As the story reaches its conclusion, what we mostly have pitted against the horrific body horror and lurching, flickering zombies, well what we mostly have is some more visual comedy. The scares counteracted by laughs – the train flattened against the tunnel wall, the door handles de-flattened and flattened again. The door that Rigsy paints on the wall that the Boneless try to restore to 3-D, only succeeding in restoring the TARDIS in the process. These are the aspects that feel very ‘Looney Tunes’ – the Doctor’s gang become Roadrunner and the Boneless become Wile E Coyote, about to run off yet another cliff. It is quite the balancing act between the often horrific imagery and the laughs. One which works very well to my mind.
‘The man who stops the monsters’,
Clara and Rigsy might be the main heroes here, however it isn’t their show and so for the ending, back comes the Doctor for a big Paul Cornell style mission statement.

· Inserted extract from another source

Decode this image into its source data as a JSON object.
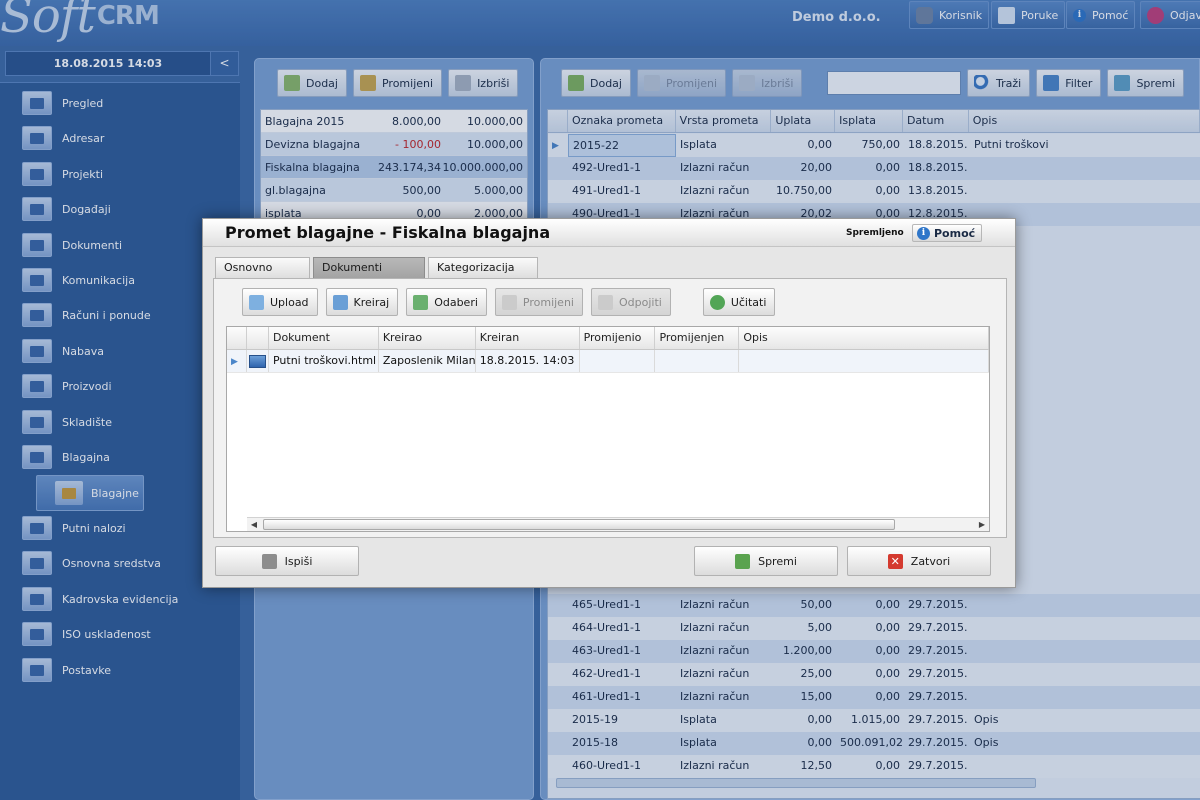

Really it is straight out of his Virgin New Adventure playbook – re-purposed for the Steven Moffat era, via the heroic stance, sonic screwdriver aloft, taking centre stage once more and banishing the monsters back to their own world:
‘And I think you just don’t care. And I don’t know whether you are here to invade, infiltrate or just replace us. I don’t suppose it really matters now. You are monsters. That is the role you seem determined to play. So it seems I must play mine. The man that stops the monsters. I’m sending you back to your own dimension. Who knows? Some of you may even survive the trip. And, if you do, remember this. You are not welcome here. This place is protected. I am the Doctor. And I name you The Boneless.‘
“Flatline’ has a real velocity to it, pace and scares and laughs and some interesting core concepts and a nice cast of characters. And it is smart with it. Encompassing the visual arts – painting, street art, animation and film/TV genres from horror, spooky fantasy, cartoon and almost slapstick-level comedy (the flattened door handles and the train feel straight out of Keaton for example). It reminds me rather of a Steven Moffat story in the Russell T Davies era. It isn’t quite as stellar as those, but it is close enough to be a great story in its own right. Similar to something like ‘The Empty Child’, which has similarly great visual ideas and gags (the gas mask zombies, the barrage balloon, the spooky typewriter, the squareness gun etc.), ‘Flatline’ simultaneously feels both new and reassuringly traditional, it maybe lacks some of the depth and range of Steven Moffat’s first story, but it is nonetheless an impressive, assured debut script. The contemporary and traditional, scares and laughs. That is a neat trick to pull off. And very ‘Doctor Who’.